Os dois amantes veem o couro e
seus ocupantes, já bem alto no céu. Os irmãos da jovem lançam um cipó até ela,
para poderem subir até lá; mas ela não devia abrir os olhos! Ela desobedece e
grita: “O cipó é muito fino! Vai rebentar!”. O cipó cede de fato. Na queda, a
jovem se transforma em pássaro.
As Plêiades no céu noturno. Não está enxergando
Tartaruga, a jovem índia e os demais convidados?
|
Tartaruga quebrou as jarras
repletas de bebida e esta, que estava cheia de vermes, se esparramou pelo chão,
onde as formigas e as outras criaturas que trocam de pele a lamberam; por isso
elas não envelhecem. Tartaruga transformou-se em pássaro e foi juntar-se aos
seus companheiros no mundo do alto. O couro e seus ocupantes ainda podem ser
vistos hoje em dia: forma o halo lunar (em outra versão: a constelação das
Plêiades).
Vamos lá, deixe o relativismo cultural e o
politicamente correto de lado e admita: você achou o mito uma balbúrdia sem pé
nem cabeça, não é mesmo? Só podia ser história de bêbado! Então vamos tentar
destrinchar os fios da história para entendermos o que a cerveja está fazendo
no meio dessa confusão toda. Você verá que a história toda tem uma lógica
implacável.
O mito se propõe a explicar o surgimento da “vida longa”.

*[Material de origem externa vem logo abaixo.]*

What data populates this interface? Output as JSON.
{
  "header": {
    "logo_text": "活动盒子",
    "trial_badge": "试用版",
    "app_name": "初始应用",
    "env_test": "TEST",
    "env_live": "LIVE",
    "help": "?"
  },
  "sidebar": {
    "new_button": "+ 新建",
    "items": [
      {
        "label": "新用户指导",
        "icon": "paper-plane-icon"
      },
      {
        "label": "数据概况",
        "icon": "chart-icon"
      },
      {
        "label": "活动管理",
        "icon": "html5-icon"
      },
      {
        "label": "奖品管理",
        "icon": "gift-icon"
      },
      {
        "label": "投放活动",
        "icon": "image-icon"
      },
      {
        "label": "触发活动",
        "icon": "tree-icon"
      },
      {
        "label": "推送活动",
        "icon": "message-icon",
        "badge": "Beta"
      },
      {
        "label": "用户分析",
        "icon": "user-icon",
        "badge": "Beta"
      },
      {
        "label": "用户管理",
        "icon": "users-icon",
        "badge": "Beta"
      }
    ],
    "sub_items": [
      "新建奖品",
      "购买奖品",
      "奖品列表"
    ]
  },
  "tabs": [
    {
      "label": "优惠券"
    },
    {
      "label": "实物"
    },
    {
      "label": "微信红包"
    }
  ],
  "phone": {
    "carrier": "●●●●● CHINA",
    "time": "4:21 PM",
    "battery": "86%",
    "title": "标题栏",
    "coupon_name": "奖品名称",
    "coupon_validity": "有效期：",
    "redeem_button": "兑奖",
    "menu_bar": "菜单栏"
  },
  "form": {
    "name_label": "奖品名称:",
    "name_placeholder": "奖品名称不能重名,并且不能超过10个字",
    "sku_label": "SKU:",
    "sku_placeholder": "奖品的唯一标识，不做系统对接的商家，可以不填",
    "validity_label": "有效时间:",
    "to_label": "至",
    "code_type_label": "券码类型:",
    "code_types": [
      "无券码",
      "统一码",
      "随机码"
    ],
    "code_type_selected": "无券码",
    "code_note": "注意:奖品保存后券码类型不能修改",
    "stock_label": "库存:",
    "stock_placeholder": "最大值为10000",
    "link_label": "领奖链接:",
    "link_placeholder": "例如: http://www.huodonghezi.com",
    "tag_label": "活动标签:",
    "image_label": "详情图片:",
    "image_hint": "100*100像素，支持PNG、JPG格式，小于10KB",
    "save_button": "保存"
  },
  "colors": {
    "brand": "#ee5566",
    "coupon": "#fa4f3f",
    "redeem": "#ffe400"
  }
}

Não se trata nem da mortalidade dos homens, nem da imortalidade dos deuses. O
mito começa com o pedido de uma virgem (mortal) pela imortalidade, e terminará
com o surgimento de uma espécie de vida intermediária entre a mortalidade e a
imortalidade. Ora, os deuses são imortais porque não morrem jamais, permanecem
sempre na mesma forma em que estão. Os homens, pelo contrário, nascem bebês,
crescem, envelhecem, definham e eventualmente morrem e apodrecem, numa
progressão linear e irreversível. Mas existem alguns seres que conseguem
“reverter” essa progressão em direção à morte e ao apodrecimento, pelo menos
temporariamente: são os animais que trocam de pele ou de carcaça, como as
cobras e vários tipos de insetos. Quando estão se aproximando da decrepitude,
eles “trocam” de corpo e voltam a rejuvenescer. Nem mortais nem imortais, eles
atingem a “vida longa” através de uma espécie de ressurreição periódica.
Cru, cozido, podre
Toda a história se desenvolve em torno de um triângulo
amoroso. A jovem índia era noiva de Tartaruga e amante de Falcão. Ela
desprezava Tartaruga, pois seu noivo comia orelhas-de-pau, uma espécie de fungo
que se desenvolve nos troncos das árvores. Ou seja, Tartaruga era odiado porque
comia alimentos podres. Falcão, por sua vez, era admirado e desejado: em vez de
se alimentar do podre, Falcão comia carne crua. A jovem, como índia que era,
comia alimentos cozidos. Temos aqui uma tríade alimentar: cru-cozido-podre, que
corresponde a uma tríade de estados vitais: imortalidade-vida
longa-mortalidade.
Sinceramente: você levaria a sério alguém
que come isto?
Fonte: tresorelhas.com.br |
A jovem não admite
misturar os alimentos: ela claramente escolhe o cru em detrimento do podre.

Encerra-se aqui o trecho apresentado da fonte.